L'annonce, faite à la télévision publique, intervient alors que le pays est confronté à un déficit budgétaire d'environ 5 milliards de dollars (3,9 milliards d'euros).
"Le ministère de l'Industrie et du Commerce Hatem Halouani a décidé d'ajuster le prix du carburant, augmentant le coût du gaz domestique de 6,5 dinars à 10 dinars (11 euros) la bonbonne", soit une augmentation de 53%, a indiqué la télévision.
Le Premier ministre Abdallah Nsour a indiqué à la télévision que "le déficit budgétaire total pour 2012 est de 3,5 milliards de dinars" (environ 5 milliards de dollars), ajoutant que la situation financière du pays a été "grandement affectée par le Printemps arabe".
"La situation économique est très précaire", a-t-il souligné.
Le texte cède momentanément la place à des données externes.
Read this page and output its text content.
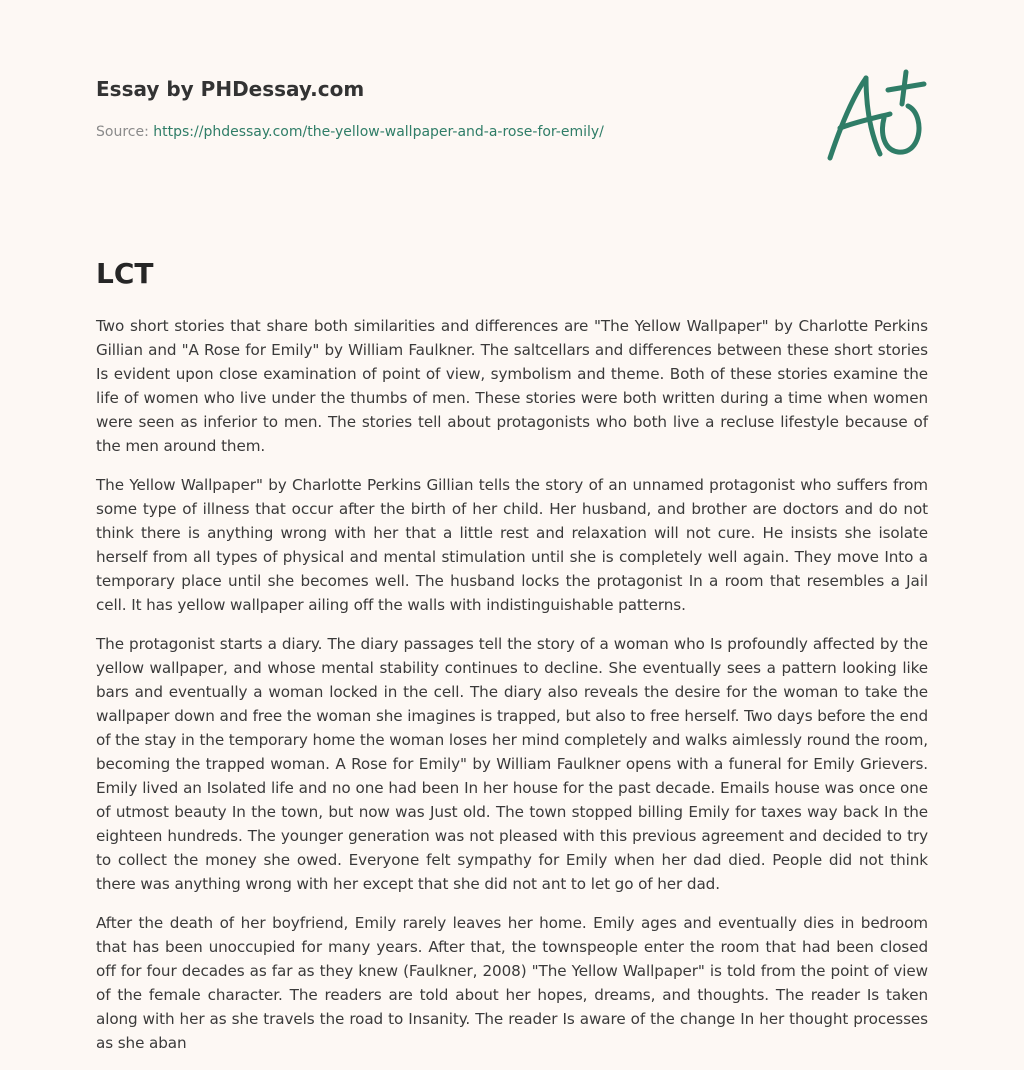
Essay by PHDessay.com
Source: https://phdessay.com/the-yellow-wallpaper-and-a-rose-for-emily/
LCT

Two short stories that share both similarities and differences are "The Yellow Wallpaper" by Charlotte Perkins Gillian and "A Rose for Emily" by William Faulkner. The saltcellars and differences between these short stories Is evident upon close examination of point of view, symbolism and theme. Both of these stories examine the life of women who live under the thumbs of men. These stories were both written during a time when women were seen as inferior to men. The stories tell about protagonists who both live a recluse lifestyle because of the men around them.

The Yellow Wallpaper" by Charlotte Perkins Gillian tells the story of an unnamed protagonist who suffers from some type of illness that occur after the birth of her child. Her husband, and brother are doctors and do not think there is anything wrong with her that a little rest and relaxation will not cure. He insists she isolate herself from all types of physical and mental stimulation until she is completely well again. They move Into a temporary place until she becomes well. The husband locks the protagonist In a room that resembles a Jail cell. It has yellow wallpaper ailing off the walls with indistinguishable patterns.

The protagonist starts a diary. The diary passages tell the story of a woman who Is profoundly affected by the yellow wallpaper, and whose mental stability continues to decline. She eventually sees a pattern looking like bars and eventually a woman locked in the cell. The diary also reveals the desire for the woman to take the wallpaper down and free the woman she imagines is trapped, but also to free herself. Two days before the end of the stay in the temporary home the woman loses her mind completely and walks aimlessly round the room, becoming the trapped woman. A Rose for Emily" by William Faulkner opens with a funeral for Emily Grievers. Emily lived an Isolated life and no one had been In her house for the past decade. Emails house was once one of utmost beauty In the town, but now was Just old. The town stopped billing Emily for taxes way back In the eighteen hundreds. The younger generation was not pleased with this previous agreement and decided to try to collect the money she owed. Everyone felt sympathy for Emily when her dad died. People did not think there was anything wrong with her except that she did not ant to let go of her dad.

After the death of her boyfriend, Emily rarely leaves her home. Emily ages and eventually dies in bedroom that has been unoccupied for many years. After that, the townspeople enter the room that had been closed off for four decades as far as they knew (Faulkner, 2008) "The Yellow Wallpaper" is told from the point of view of the female character. The readers are told about her hopes, dreams, and thoughts. The reader Is taken along with her as she travels the road to Insanity. The reader Is aware of the change In her thought processes as she aban
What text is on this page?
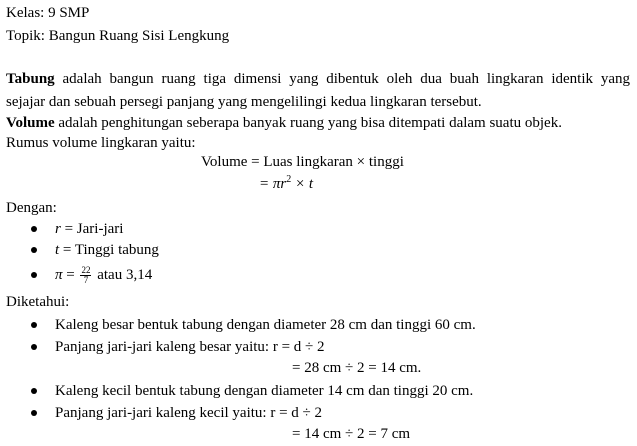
Kelas: 9 SMP
Topik: Bangun Ruang Sisi Lengkung
Tabung adalah bangun ruang tiga dimensi yang dibentuk oleh dua buah lingkaran identik yang
sejajar dan sebuah persegi panjang yang mengelilingi kedua lingkaran tersebut.
Volume adalah penghitungan seberapa banyak ruang yang bisa ditempati dalam suatu objek.
Rumus volume lingkaran yaitu:
Volume = Luas lingkaran × tinggi
= $\pi r^2 \times t$
Dengan:
r = Jari-jari
t = Tinggi tabung
$\pi = \frac{22}{7}$ atau 3,14
Diketahui:
Kaleng besar bentuk tabung dengan diameter 28 cm dan tinggi 60 cm.
Panjang jari-jari kaleng besar yaitu: r = d ÷ 2
= 28 cm ÷ 2 = 14 cm.
Kaleng kecil bentuk tabung dengan diameter 14 cm dan tinggi 20 cm.
Panjang jari-jari kaleng kecil yaitu: r = d ÷ 2
= 14 cm ÷ 2 = 7 cm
"La décision de réexaminer les subventions sur le carburant aurait dû être prise il y a deux ans", a déclaré M. Nsour, ajoutant que le gouvernement verserait une aide aux familles à bas revenus pour les aider à gérer cette hausse des prix.
Plus de 2.000 personnes ont manifesté à Amman contre la hausse des prix, criant "Nsour dehors" et "Vive le grand peuple de Jordanie". Ils brandissaient des banderoles sur lesquelles on pouvait lire "Révolution des affamés".
A Irbid, dans le nord, environ 1.000 personnes ont manifesté, et la police a annoncé que deux policiers anti-émeutes avaient été légèrement blessés par des tirs.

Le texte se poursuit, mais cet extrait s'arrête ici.